Trump's hydroxychloroquine obsession is slowing the search for a coronavirus treatment

Life

On Monday, President Trump said he’d begun taking hydroxychloroquine to stave off the novel coronavirus disease, bolstering his already robust support for the drug. Experts agree that only rigorous, placebo-controlled clinical trials will determine whether it can truly prevent infection with the virus or treat early stages of the disease it causes, COVID-19. Yet Trump’s zeal may be disrupting such trials, leaving scientists unable to answer these questions, the New York Times reports.

Although Trump has even gone so far as to praise hydroxychloroquine— used for malaria, as well as autoimmune diseases like lupus — as a “miracle,” medical experts paint a murkier picture, per The Times. Recent research has found that it didn’t help people hospitalized for COVID-19 and may elevate the risk of death. The FDA has cautioned it could cause heart problems, and Anthony Fauci, director of the National Institute of Allergy and Infectious Diseases, says whether it can help prevent infection or hospitalization remains to be seen.

At a Tuesday briefing, Trump criticized the studies on hospitalized COVID-19 patients as “a Trump enemy statement,” according to the Times.

The drama is dissuading people from enrolling in the clinical trials that would actually help provide definitive data on what hydroxychloroquine can and can’t do when it comes to COVID-19.

The worst-case scenario, according to William O’Neill, an interventional cardiologist at Henry Ford Hospital in Detroit, who is studying hydroxychloroquine as a preventative measure in healthcare workers: “At the end of this epidemic, in late September, we don’t have a cure or a preventive because we let politics interfere with the scientific process."

LOUAI BESHARA/AFP/Getty Images

Researchers told the newspaper the drama was dissuading people from enrolling in the clinical trials that would actually help provide definitive data on what hydroxychloroquine can and can’t do when it comes to COVID-19. “People who had already enrolled would say, ‘Now I’m afraid, I want to disenroll,’” said Deneen Vojta, executive vice president for research and development at UnitedHealth Group per the Times. The insurer is carrying out a smaller study of the drug.

Meanwhile, Adrian Hernandez, director of the Clinical Research Institute at Duke University School of Medicine, has been working on enrolling participants in a clinical trial of hydroxychloroquine as a means of preventing COVID-19 in healthcare workers, the Times reports. Initially, two-thirds of more than 12,000 healthcare workers in a COVID-19 registry had wanted to enroll, but now only half want to do so. Because debates about the drug are unfolding in the media, people will rely on what they hear most from the media to guide them, he notes.

On the other side of the country, Christine Johnson, an associate professor of medicine at the University of Washington, told the Times that her clinical trial of hydroxychloroquine in people recently infected with the novel coronavirus has also suffered from dwindling enrollment. She’s trying to enroll 630 participants in her trial.

The problem is, several of her patients confused hydroxychloroquine for chloroquine, used in a recent study that came to a stop after participants taking a high dose of chloroquine showed signs of an increased risk of a possibly deadly heart complication. Researchers say chloroquine isn’t as safe as hydroxychloroquine.
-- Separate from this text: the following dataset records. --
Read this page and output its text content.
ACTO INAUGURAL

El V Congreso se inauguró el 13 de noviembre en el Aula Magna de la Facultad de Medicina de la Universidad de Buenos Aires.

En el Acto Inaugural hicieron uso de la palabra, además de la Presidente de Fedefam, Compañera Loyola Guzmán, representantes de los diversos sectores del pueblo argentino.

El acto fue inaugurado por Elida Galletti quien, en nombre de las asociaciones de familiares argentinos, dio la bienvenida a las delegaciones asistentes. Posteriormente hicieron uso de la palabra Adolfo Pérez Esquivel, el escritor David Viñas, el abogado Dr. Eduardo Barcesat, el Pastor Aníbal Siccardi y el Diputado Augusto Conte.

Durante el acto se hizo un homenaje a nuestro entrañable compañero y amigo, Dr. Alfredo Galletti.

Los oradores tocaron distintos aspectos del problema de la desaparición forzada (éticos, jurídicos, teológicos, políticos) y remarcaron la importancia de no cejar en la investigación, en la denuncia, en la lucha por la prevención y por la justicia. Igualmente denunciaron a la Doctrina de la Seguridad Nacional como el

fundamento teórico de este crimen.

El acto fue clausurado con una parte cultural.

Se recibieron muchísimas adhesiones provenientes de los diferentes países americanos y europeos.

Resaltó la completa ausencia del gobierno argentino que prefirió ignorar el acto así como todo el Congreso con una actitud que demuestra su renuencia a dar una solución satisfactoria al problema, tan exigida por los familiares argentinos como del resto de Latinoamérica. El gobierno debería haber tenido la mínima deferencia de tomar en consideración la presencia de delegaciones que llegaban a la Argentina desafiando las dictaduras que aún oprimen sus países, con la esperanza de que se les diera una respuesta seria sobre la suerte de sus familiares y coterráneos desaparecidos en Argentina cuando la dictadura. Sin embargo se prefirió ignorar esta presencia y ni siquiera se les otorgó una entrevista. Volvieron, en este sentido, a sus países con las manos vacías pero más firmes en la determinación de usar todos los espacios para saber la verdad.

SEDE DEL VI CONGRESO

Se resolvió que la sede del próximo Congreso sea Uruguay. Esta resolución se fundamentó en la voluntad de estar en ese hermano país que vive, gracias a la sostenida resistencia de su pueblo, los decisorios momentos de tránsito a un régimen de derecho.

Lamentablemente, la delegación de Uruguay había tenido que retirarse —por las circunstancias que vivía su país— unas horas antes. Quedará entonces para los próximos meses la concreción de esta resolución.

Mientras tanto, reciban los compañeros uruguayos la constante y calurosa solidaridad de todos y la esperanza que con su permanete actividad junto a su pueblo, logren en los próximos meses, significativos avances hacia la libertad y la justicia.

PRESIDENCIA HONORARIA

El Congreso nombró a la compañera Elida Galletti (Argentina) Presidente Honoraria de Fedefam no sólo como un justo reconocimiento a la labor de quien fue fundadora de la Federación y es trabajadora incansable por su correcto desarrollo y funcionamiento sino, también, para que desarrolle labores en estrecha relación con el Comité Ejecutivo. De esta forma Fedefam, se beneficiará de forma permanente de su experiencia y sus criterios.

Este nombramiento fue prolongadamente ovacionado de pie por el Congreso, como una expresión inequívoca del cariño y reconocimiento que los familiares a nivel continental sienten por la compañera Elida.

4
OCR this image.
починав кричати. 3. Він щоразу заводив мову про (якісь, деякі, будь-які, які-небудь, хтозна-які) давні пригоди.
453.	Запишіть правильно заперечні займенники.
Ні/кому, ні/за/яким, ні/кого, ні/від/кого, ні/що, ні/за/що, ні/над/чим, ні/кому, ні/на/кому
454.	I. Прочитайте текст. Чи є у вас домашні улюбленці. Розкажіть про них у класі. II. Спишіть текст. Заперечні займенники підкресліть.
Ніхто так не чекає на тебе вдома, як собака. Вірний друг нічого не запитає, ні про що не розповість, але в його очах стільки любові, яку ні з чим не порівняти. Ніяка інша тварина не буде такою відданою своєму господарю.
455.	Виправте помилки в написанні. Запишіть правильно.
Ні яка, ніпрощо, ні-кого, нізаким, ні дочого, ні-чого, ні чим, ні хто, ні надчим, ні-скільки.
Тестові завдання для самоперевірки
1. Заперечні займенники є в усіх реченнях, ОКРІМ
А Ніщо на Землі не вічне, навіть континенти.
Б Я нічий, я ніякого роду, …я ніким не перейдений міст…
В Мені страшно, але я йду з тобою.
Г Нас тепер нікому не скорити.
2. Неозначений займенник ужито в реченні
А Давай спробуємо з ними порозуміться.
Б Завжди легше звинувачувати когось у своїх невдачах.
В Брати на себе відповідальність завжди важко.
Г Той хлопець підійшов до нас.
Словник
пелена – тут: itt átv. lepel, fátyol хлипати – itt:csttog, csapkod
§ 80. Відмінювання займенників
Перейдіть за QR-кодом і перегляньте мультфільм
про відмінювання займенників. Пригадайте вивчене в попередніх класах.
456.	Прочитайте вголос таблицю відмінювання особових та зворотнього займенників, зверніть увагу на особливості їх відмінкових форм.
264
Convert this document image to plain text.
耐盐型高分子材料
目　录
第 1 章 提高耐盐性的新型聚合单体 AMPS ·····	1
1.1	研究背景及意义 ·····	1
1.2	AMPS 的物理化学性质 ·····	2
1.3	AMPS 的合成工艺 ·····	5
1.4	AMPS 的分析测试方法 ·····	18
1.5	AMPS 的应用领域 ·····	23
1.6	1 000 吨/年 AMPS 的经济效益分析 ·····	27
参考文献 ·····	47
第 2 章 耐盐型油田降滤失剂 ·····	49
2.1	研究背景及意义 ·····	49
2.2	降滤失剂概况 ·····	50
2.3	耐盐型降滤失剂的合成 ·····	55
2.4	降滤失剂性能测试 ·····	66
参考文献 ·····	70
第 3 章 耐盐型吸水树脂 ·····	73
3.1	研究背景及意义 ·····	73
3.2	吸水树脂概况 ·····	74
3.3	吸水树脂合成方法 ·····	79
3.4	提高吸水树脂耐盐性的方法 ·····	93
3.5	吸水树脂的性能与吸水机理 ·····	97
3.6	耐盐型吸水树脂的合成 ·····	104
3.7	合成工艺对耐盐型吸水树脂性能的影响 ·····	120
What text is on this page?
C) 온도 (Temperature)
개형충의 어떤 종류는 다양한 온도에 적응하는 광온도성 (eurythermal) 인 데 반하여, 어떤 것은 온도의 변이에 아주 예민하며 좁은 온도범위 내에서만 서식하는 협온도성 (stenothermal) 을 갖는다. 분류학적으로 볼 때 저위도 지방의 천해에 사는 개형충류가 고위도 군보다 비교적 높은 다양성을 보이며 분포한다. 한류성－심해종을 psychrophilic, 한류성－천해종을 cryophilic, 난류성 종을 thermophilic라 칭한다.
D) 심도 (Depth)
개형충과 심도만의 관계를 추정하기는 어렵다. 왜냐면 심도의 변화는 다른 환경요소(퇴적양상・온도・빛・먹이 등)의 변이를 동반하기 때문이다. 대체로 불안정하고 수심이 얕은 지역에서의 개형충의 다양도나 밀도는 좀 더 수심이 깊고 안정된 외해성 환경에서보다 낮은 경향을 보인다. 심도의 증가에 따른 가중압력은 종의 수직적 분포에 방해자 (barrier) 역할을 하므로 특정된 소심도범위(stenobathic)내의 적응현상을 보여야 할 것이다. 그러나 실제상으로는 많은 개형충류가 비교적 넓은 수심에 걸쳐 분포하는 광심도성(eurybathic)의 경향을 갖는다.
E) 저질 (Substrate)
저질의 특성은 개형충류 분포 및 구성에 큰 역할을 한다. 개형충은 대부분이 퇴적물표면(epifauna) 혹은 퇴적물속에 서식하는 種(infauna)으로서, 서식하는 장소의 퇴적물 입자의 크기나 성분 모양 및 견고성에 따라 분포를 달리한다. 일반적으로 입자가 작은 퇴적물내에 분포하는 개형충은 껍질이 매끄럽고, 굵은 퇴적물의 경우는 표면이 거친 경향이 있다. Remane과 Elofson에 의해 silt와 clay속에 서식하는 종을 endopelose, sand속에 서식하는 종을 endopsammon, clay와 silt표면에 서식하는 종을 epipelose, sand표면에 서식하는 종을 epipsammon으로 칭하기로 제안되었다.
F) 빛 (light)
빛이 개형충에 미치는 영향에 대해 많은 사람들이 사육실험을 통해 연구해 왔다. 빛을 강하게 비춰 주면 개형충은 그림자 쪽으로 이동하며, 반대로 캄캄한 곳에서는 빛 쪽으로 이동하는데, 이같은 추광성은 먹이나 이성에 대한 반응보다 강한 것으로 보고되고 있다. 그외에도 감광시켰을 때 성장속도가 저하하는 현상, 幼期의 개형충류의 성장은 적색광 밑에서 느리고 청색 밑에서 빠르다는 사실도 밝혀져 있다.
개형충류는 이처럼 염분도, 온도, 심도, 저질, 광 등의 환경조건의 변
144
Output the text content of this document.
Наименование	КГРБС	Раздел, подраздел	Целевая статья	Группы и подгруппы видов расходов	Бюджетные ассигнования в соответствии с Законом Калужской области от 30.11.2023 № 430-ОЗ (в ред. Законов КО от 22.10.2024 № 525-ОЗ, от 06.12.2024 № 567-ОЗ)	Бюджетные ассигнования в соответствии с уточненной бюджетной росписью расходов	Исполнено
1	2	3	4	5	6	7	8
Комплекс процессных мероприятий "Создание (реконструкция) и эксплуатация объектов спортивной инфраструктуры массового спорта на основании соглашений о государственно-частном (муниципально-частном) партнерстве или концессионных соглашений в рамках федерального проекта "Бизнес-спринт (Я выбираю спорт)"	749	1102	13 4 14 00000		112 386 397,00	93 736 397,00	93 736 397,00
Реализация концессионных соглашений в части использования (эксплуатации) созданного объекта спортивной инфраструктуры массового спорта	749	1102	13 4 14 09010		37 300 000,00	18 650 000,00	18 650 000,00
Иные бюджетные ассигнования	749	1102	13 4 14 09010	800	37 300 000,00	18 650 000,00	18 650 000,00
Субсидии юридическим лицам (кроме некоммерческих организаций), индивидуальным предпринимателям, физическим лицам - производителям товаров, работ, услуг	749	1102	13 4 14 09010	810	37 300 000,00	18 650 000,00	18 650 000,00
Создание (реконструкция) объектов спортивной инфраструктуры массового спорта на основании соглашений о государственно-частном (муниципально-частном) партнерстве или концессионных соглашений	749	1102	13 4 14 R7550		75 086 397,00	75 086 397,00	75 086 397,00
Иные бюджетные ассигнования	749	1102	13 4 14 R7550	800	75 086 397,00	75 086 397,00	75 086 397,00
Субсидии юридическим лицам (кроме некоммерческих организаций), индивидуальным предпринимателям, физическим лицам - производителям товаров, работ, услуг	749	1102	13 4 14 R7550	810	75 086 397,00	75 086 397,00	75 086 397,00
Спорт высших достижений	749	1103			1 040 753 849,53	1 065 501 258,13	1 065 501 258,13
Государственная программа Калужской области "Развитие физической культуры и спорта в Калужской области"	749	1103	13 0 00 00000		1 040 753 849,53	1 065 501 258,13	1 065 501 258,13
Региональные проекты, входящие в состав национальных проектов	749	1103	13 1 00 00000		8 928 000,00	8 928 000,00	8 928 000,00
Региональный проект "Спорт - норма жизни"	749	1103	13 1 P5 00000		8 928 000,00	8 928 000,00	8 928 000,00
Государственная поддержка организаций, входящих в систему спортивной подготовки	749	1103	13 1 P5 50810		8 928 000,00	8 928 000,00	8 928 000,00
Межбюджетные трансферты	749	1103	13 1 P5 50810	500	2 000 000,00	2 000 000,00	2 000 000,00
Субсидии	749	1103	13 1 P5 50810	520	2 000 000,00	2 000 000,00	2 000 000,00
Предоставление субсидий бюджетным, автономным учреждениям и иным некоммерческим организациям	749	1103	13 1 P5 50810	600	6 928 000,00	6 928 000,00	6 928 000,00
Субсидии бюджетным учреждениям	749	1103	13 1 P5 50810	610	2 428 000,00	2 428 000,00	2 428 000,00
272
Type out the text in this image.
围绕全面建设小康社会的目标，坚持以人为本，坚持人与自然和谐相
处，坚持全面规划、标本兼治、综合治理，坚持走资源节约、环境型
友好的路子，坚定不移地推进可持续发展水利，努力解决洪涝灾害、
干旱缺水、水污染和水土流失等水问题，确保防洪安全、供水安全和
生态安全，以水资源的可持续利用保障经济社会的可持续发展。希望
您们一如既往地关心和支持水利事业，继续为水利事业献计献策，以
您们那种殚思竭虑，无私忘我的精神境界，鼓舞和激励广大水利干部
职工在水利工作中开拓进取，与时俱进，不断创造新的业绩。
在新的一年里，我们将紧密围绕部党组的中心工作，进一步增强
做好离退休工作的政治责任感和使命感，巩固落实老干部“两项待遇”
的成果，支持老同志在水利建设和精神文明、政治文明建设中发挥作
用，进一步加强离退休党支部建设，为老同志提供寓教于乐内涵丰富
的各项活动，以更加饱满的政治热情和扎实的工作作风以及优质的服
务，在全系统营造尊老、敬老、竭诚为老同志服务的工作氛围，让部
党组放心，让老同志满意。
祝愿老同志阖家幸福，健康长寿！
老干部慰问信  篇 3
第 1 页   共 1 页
Since Trump began touting hydroxychloroquine, reports have surfaced of increased demands and shortages, as well as people taking it, and products with the same active ingredients, with zero medical supervision. The complication of research that would allow us to finally get concrete answers about its potential seems to be only the latest of many ripple effects of his misstatements about the drug.